There is also Sherpur, a central neighborhood that once contained an army barracks surrounded by poor squatters' huts. Two years ago, it was taken over by government officials. The huts were razed and the land parceled out to people with money and connections. Now, dozens of mansions are being built there.

Unlike typical Afghan homes, which have muted colors, simple materials and shrouded windows, the new houses seem designed to attract attention with vivid tiles, elaborate balconies and ornate columns. A 10-foot-high eagle statue perches on one roof, wings outstretched.

Such displays have elicited both admiration and resentment from ordinary Afghans, many of whom believe they have been financed through ill-gotten means, including the lucrative opium poppy trade, misuse of aid funds and schemes controlled by former militia leaders who still wield power in many regions.

"These homes make the city look beautiful, but the people here got their money not from the legal way," observed Zarifullah Hayatullah, 18, a student who was riding his bike past a row of mansions one recent day. "All the well-off people can live here -- especially the commanders who got their money through drugs."

Across the city, in a dilapidated district called Daimazang, live those on the dark side of Afghanistan's economic fortunes. Although the country's gross domestic product has doubled since 2001, roughly 30 percent of the population is unemployed, and 37 percent need donated food to survive, according to statistics compiled by the Brookings Institution in Washington. In Daimazang, 65 families have taken up makeshift residence in the carcasses of former government office buildings that were destroyed by rocket attacks in the civil war of the 1990s. Most were refugees in Pakistan and Iran who returned home after 2001, lured by promises of jobs and land that never materialized.

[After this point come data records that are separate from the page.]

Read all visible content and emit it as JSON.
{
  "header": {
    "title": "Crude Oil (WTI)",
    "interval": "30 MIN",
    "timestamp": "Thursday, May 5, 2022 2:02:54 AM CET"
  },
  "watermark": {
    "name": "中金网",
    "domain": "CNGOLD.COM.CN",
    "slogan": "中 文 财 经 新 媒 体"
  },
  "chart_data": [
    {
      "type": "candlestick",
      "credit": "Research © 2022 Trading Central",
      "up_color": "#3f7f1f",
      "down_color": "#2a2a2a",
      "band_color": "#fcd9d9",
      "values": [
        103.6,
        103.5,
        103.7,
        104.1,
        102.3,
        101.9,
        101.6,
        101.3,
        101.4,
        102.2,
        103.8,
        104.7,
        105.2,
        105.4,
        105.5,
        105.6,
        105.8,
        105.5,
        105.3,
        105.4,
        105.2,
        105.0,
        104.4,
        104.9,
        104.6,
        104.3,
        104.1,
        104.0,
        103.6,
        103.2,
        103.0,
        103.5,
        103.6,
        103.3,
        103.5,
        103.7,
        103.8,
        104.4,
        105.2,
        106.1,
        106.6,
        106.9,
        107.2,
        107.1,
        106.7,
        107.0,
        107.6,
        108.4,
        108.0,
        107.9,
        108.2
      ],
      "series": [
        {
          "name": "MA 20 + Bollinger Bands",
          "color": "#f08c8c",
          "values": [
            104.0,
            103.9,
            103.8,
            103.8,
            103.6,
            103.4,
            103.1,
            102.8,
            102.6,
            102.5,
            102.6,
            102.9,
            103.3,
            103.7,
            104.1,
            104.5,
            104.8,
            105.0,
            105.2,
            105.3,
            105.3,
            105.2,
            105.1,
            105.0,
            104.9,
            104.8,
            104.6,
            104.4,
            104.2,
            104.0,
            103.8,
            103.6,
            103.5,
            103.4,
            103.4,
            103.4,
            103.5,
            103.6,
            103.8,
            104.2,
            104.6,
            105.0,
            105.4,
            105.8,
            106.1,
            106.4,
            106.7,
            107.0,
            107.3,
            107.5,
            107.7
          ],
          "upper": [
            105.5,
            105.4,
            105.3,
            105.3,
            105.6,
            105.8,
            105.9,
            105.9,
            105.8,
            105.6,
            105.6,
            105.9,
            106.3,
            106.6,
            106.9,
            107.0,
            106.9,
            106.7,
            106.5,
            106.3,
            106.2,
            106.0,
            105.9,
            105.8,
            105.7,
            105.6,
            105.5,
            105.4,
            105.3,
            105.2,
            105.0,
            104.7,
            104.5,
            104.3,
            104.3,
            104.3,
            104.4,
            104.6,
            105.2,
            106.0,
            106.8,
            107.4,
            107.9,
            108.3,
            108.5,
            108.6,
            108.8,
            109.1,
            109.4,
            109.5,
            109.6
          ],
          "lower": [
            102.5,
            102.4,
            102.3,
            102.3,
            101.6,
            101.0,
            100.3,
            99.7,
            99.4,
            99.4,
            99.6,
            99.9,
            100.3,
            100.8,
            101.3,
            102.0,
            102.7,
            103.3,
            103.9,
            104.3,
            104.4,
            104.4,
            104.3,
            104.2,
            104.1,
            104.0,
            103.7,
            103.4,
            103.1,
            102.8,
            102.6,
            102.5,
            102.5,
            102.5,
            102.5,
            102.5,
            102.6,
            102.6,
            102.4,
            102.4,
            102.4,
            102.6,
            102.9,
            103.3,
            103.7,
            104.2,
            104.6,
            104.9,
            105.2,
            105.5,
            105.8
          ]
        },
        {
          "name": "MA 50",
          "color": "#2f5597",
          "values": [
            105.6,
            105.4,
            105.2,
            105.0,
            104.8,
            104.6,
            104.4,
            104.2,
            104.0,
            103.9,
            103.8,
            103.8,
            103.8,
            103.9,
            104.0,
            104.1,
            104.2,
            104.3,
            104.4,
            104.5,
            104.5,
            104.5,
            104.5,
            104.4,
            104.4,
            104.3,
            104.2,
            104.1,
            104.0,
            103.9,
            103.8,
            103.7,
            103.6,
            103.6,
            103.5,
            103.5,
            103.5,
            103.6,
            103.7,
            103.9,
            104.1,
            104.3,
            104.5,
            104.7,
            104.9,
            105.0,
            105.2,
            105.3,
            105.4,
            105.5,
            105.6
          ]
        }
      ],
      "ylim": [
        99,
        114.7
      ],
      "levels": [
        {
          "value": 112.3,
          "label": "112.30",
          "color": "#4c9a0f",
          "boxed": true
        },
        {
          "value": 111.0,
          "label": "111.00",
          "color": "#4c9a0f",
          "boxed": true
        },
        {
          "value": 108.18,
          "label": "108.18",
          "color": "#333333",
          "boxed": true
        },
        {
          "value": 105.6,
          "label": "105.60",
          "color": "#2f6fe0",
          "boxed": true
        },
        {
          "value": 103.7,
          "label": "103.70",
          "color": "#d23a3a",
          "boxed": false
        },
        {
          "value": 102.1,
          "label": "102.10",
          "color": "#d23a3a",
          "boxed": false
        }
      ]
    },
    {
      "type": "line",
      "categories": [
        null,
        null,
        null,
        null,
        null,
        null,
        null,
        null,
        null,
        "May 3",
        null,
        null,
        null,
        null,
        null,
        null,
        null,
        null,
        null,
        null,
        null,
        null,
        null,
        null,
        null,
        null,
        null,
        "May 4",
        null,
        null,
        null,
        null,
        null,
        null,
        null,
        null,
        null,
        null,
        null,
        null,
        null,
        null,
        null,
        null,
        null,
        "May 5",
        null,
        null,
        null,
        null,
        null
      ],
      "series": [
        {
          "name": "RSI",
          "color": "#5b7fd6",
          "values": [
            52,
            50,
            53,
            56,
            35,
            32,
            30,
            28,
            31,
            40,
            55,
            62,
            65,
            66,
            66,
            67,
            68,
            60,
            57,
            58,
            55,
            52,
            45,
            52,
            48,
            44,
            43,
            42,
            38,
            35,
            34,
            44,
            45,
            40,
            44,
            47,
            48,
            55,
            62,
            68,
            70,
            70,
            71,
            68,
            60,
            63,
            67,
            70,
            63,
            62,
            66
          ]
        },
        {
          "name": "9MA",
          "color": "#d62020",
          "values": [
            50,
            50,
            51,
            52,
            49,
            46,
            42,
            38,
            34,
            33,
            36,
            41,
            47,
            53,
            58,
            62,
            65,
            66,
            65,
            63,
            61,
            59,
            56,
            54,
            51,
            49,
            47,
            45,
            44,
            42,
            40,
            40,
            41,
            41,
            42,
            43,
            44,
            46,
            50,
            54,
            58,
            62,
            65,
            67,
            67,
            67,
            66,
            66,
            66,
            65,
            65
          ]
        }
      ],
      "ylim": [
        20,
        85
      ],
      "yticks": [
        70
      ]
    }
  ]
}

Each family has partitioned off a 10-foot-square space with mud-brick walls on all sides. Several have strung plastic tarps for protection from the rain and snow, but many have nothing to separate themselves from the sky. There is no electricity and no firewood, either; the price of wood has doubled to about $1 for 12 pounds, far more than they can pay.

"We just have a blanket," said Hazrat Gul, 45, who makes $4 a day breaking stones for construction in the mountains that surround Kabul. "During the night, we get under the blanket and we try to sleep."

Mohammed Agha, a father of five who works as a bicycle mechanic, said he was afraid not everyone in the community would survive the winter. In the past few months, two children have died. "All of the children are suffering. They are all coughing from pneumonia," said Agha, his own voice hoarse with the disease.